Me: “Okay, is there anything we can take out of the iteration backlog so that the team can still deploy on Monday?”
Advocate for the extension: “No. Everything has to go in.”
In retrospect, that statement should have set off alarm bells, but I had been stretched too far over too many responsibilities and had begun to ignore alarm bells since I was hearing them everywhere. (As discussed in an earlier post, I was thrashing.)
Me: “And the team really believes all they need is this extra few hours to be able to release Tuesday morning?”
Advocate for the extension: “Yes. Definitely.”
I must have been deaf to have not heard the alarm bells here. How much difference are a few hours really going to make in a two-week iteration?
Me: “Well … okay.”
Monday Morning the 8th
Advocate for the extension: “We didn’t get as much done on Friday as we thought we would and we are still not in QA. Can we move the planning meeting from Tuesday to Wednesday?”
Me: “How much time do you really need?”
Advocate for the extension: “A day, really. Just one more day.”
Me: “What does the iteration burndown chart say?”
I was beginning to cop on. We should have looked at the metrics in the first place to see if they lined up with the team’s gut feel.
Advocate for the extension: “We haven’t been updating our tasks. We’ve been too busy trying to complete the work for the release.”
Okay. We’re lost in the woods and it’s cold so we are going to burn the map in order to warm our hands for two minutes. I get it.
Me: You’ll really have the work done and be able to release on Wednesday?
Advocate for the extension: “Yes.”
Tuesday the 9th
Advocate for the extension: “We didn’t get as much done on Monday as we thought we would … “
The team finally deployed the release Thursday evening. In the end they moved that planning meeting four times. It took half an hour for the project manager to schedule the meeting on Friday morning because there were no rooms available and many people had other meetings. The team was worn out from a week of frantically trying hit the release. The Friday morning planning meeting went off like a collective hangover.

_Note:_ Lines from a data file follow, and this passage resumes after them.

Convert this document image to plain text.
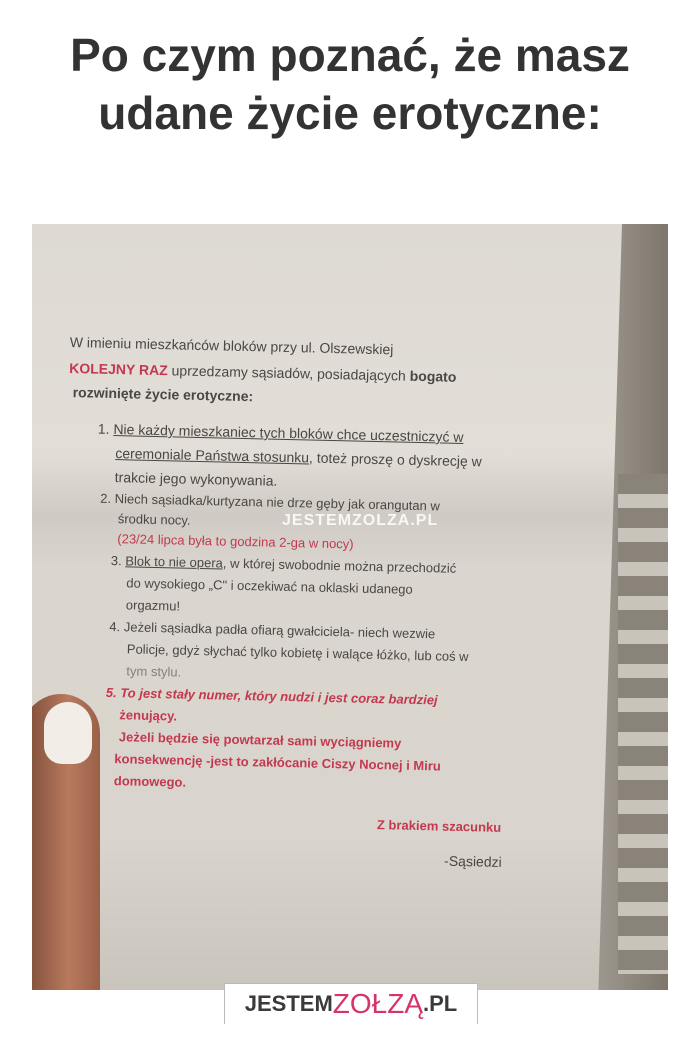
Po czym poznać, że masz udane życie erotyczne:
W imieniu mieszkańców bloków przy ul. Olszewskiej
KOLEJNY RAZ uprzedzamy sąsiadów, posiadających bogato
rozwinięte życie erotyczne:
1. Nie każdy mieszkaniec tych bloków chce uczestniczyć w
ceremoniale Państwa stosunku, toteż proszę o dyskrecję w
trakcie jego wykonywania.
2. Niech sąsiadka/kurtyzana nie drze gęby jak orangutan w
środku nocy.
(23/24 lipca była to godzina 2-ga w nocy)
3. Blok to nie opera, w której swobodnie można przechodzić
do wysokiego „C" i oczekiwać na oklaski udanego
orgazmu!
4. Jeżeli sąsiadka padła ofiarą gwałciciela- niech wezwie
Policje, gdyż słychać tylko kobietę i walące łóżko, lub coś w
tym stylu.
5. To jest stały numer, który nudzi i jest coraz bardziej
żenujący.
Jeżeli będzie się powtarzał sami wyciągniemy
konsekwencję -jest to zakłócanie Ciszy Nocnej i Miru
domowego.
Z brakiem szacunku
-Sąsiedzi
JESTEMZOLZA.PL
JESTEM ZOŁZĄ .PL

There are lots of other options to deal with a slipping release that incur less risk than the extend-the-iteration strategy. These options include:
- Drop enough work out of the iteration so you can still make the release (this is the typical agile approach).
- Complete the iteration with a demo instead of a release and deliver the demoed functionality at the end of the next iteration.
- Complete the iteration with a demo instead of a release and plan two releases in the next iteration (one at the beginning to release the functionality from the previous iteration and one at the end for the work completed in that iteration).
- Complete the iteration with a demo (assuming there is enough accomplished to demo) and plan the next iteration as a short iteration focused solely on completing and releasing the work from the previous iteration).
- Terminate the iteration early and plan a new iteration with a reasonable set of work and feasible end date (another common agile approach).
All these options force the team to asses the amount of work remaining in the release and confirm that they have adequate capacity to complete that work within a set period of time. This is exactly what does not happen when the team decides to slip the iteration end date. In this scenario, too often, the team simply stops tracking progress and simply steps on the gas–fast as they can go. Well intentioned, yes. But we all know what the proverbial road to hell is paved with.